Diving Into Life

Fall 1997

On Valentine's Day, 1996, Leslie Hotson, then 13, was in the hospital for a tune up. She had been on the waiting list for a transplant for six months. At 6 A.M. she got a call informing her that the doctors might have a new pair of lungs for her and they were going to check them out. She went through her normal morning routine (treatments, meds and school at the hospital). At 12:30 she was told the lungs were good and that she needed to be ready to go in for surgery at 1 P.M.! Even still, Leslie claims she was not nervous, just excited. During her five-hour surgery, her mom and dad, Tib and John Hotson, waited anxiously. While the surgery went well, it wasn't until the next day that Tib and John could talk to their daughter. Tib remembers Leslie's first "words" post-op. Leslie handed her mom a piece of paper that had "my kids" scrawled on it. Tib tried in vain to decode the message and turned to the nurses for help. The nurse pointed to the T.V. and told her that Leslie wanted to watch "All My Children." Tib knew that was a good sign!

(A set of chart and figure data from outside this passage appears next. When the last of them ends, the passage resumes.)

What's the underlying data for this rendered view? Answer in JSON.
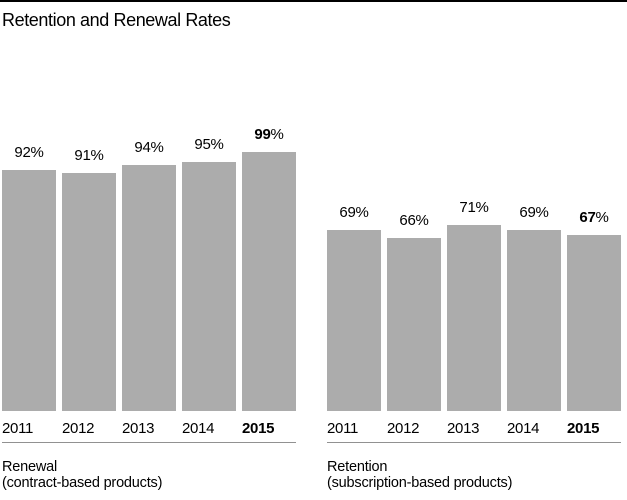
{
  "title": "Retention and Renewal Rates",
  "colors": {
    "bar": "#ACACAC",
    "top_rule": "#000000",
    "baseline_rule": "#919191",
    "text": "#000000",
    "background": "#ffffff"
  },
  "chart_data": [
    {
      "type": "bar",
      "name": "Renewal",
      "subtitle": "(contract-based products)",
      "categories": [
        "2011",
        "2012",
        "2013",
        "2014",
        "2015"
      ],
      "values": [
        92,
        91,
        94,
        95,
        99
      ],
      "value_labels": [
        "92%",
        "91%",
        "94%",
        "95%",
        "99%"
      ],
      "unit": "%",
      "ylim": [
        0,
        100
      ],
      "highlight_index": 4,
      "grid": false,
      "legend_position": "none",
      "xlabel": "",
      "ylabel": ""
    },
    {
      "type": "bar",
      "name": "Retention",
      "subtitle": "(subscription-based products)",
      "categories": [
        "2011",
        "2012",
        "2013",
        "2014",
        "2015"
      ],
      "values": [
        69,
        66,
        71,
        69,
        67
      ],
      "value_labels": [
        "69%",
        "66%",
        "71%",
        "69%",
        "67%"
      ],
      "unit": "%",
      "ylim": [
        0,
        100
      ],
      "highlight_index": 4,
      "grid": false,
      "legend_position": "none",
      "xlabel": "",
      "ylabel": ""
    }
  ]
}
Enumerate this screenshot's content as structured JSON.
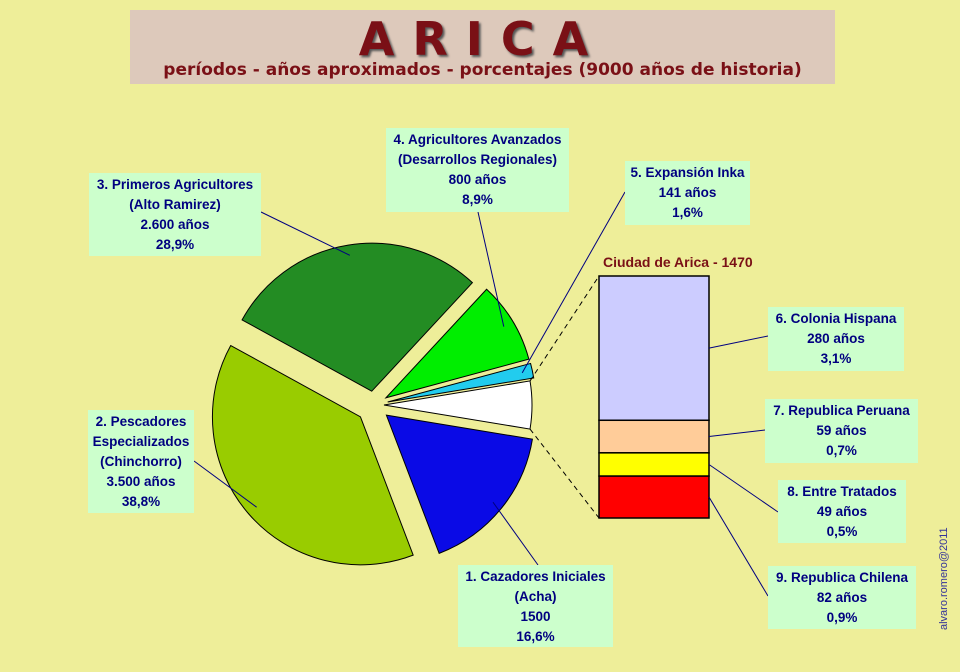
{
  "header": {
    "title": "ARICA",
    "subtitle": "períodos - años aproximados - porcentajes (9000 años de historia)"
  },
  "signature": "alvaro.romero@2011",
  "colors": {
    "background": "#eeee99",
    "label_box": "#ccffcc",
    "label_text": "#000080",
    "title": "#7a1016"
  },
  "chart_data": {
    "type": "bar-of-pie",
    "title": "ARICA",
    "subtitle": "períodos - años aproximados - porcentajes (9000 años de historia)",
    "pie": [
      {
        "name": "1. Cazadores Iniciales",
        "sub": "(Acha)",
        "years": "1500",
        "pct": "16,6%",
        "value": 16.6,
        "color": "#0a0ae6"
      },
      {
        "name": "2. Pescadores Especializados",
        "sub": "(Chinchorro)",
        "years": "3.500 años",
        "pct": "38,8%",
        "value": 38.8,
        "color": "#99cc00"
      },
      {
        "name": "3. Primeros Agricultores",
        "sub": "(Alto Ramirez)",
        "years": "2.600 años",
        "pct": "28,9%",
        "value": 28.9,
        "color": "#238c23"
      },
      {
        "name": "4. Agricultores Avanzados",
        "sub": "(Desarrollos Regionales)",
        "years": "800 años",
        "pct": "8,9%",
        "value": 8.9,
        "color": "#00ee00"
      },
      {
        "name": "5. Expansión Inka",
        "sub": "",
        "years": "141 años",
        "pct": "1,6%",
        "value": 1.6,
        "color": "#22ccee"
      },
      {
        "name": "Ciudad de Arica - 1470",
        "sub": "",
        "years": "",
        "pct": "",
        "value": 5.2,
        "color": "#ffffff"
      }
    ],
    "bar_title": "Ciudad de Arica - 1470",
    "bar": [
      {
        "name": "6. Colonia Hispana",
        "years": "280 años",
        "pct": "3,1%",
        "value": 3.1,
        "color": "#ccccff"
      },
      {
        "name": "7. Republica Peruana",
        "years": "59 años",
        "pct": "0,7%",
        "value": 0.7,
        "color": "#ffcc99"
      },
      {
        "name": "8. Entre Tratados",
        "years": "49 años",
        "pct": "0,5%",
        "value": 0.5,
        "color": "#ffff00"
      },
      {
        "name": "9. Republica Chilena",
        "years": "82 años",
        "pct": "0,9%",
        "value": 0.9,
        "color": "#ff0000"
      }
    ]
  }
}
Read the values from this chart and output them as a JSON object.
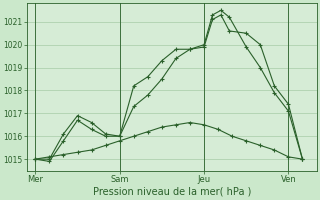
{
  "title": "",
  "xlabel": "Pression niveau de la mer( hPa )",
  "background_color": "#cbe8cb",
  "plot_bg_color": "#d6ecd6",
  "grid_color": "#a8cca8",
  "line_color": "#2a602a",
  "ylim": [
    1014.5,
    1021.8
  ],
  "yticks": [
    1015,
    1016,
    1017,
    1018,
    1019,
    1020,
    1021
  ],
  "day_labels": [
    "Mer",
    "Sam",
    "Jeu",
    "Ven"
  ],
  "day_positions": [
    0,
    3,
    6,
    9
  ],
  "series1_x": [
    0,
    0.5,
    1.0,
    1.5,
    2.0,
    2.5,
    3.0,
    3.5,
    4.0,
    4.5,
    5.0,
    5.5,
    6.0,
    6.3,
    6.6,
    6.9,
    7.5,
    8.0,
    8.5,
    9.0,
    9.5
  ],
  "series1_y": [
    1015.0,
    1015.0,
    1016.1,
    1016.9,
    1016.6,
    1016.1,
    1016.0,
    1018.2,
    1018.6,
    1019.3,
    1019.8,
    1019.8,
    1020.0,
    1021.3,
    1021.5,
    1021.2,
    1019.9,
    1019.0,
    1017.9,
    1017.1,
    1015.0
  ],
  "series2_x": [
    0,
    0.5,
    1.0,
    1.5,
    2.0,
    2.5,
    3.0,
    3.5,
    4.0,
    4.5,
    5.0,
    5.5,
    6.0,
    6.3,
    6.6,
    6.9,
    7.5,
    8.0,
    8.5,
    9.0,
    9.5
  ],
  "series2_y": [
    1015.0,
    1014.9,
    1015.8,
    1016.7,
    1016.3,
    1016.0,
    1016.0,
    1017.3,
    1017.8,
    1018.5,
    1019.4,
    1019.8,
    1019.9,
    1021.1,
    1021.3,
    1020.6,
    1020.5,
    1020.0,
    1018.2,
    1017.4,
    1015.0
  ],
  "series3_x": [
    0,
    0.5,
    1.0,
    1.5,
    2.0,
    2.5,
    3.0,
    3.5,
    4.0,
    4.5,
    5.0,
    5.5,
    6.0,
    6.5,
    7.0,
    7.5,
    8.0,
    8.5,
    9.0,
    9.5
  ],
  "series3_y": [
    1015.0,
    1015.1,
    1015.2,
    1015.3,
    1015.4,
    1015.6,
    1015.8,
    1016.0,
    1016.2,
    1016.4,
    1016.5,
    1016.6,
    1016.5,
    1016.3,
    1016.0,
    1015.8,
    1015.6,
    1015.4,
    1015.1,
    1015.0
  ],
  "xlim": [
    -0.3,
    10.0
  ],
  "figwidth": 3.2,
  "figheight": 2.0,
  "dpi": 100
}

Not all things returned to normal as quickly as her favorite soaps schedule. In fact, the road to good health was long and difficult. Leslie remembers vividly how excessively thirsty she felt and would ask to brush her teeth just so she could suck the extra water from the brush. In time she was allowed food and drink, but her post-op meds frequently made her feel nauseous. This, along with the soreness from surgery, prevented her from wanting to move around much. She also hated wearing the required mask (necessary because of her immune suppression to prevent organ rejection) because she felt like she couldn't breathe. Eventually, the nurses wheeled her outside where she could take her mask off and there she began to try to walk again. Even after she was on her feet again, there were long months of recovery and strength-building exercises, doctors appointments and physical therapy.

Looking back, Leslie wishes she had pushed herself more post-op. That would be the only advice she would offer to anyone preparing to go through the procedure. She says, "The sooner you get yourself up and moving, the sooner you get your strength back." Almost two years later, Leslie has taken up diving and guitar in her new-found free time, and she described a thrilling river rafting trip her family took last summer. She now attends school full time and says to anyone contemplating the transplant, "Your life will be more fun!" With her bright, warm eyes, quick smile, positive attitude and enthusiasm for life, Leslie makes it all seem so easy!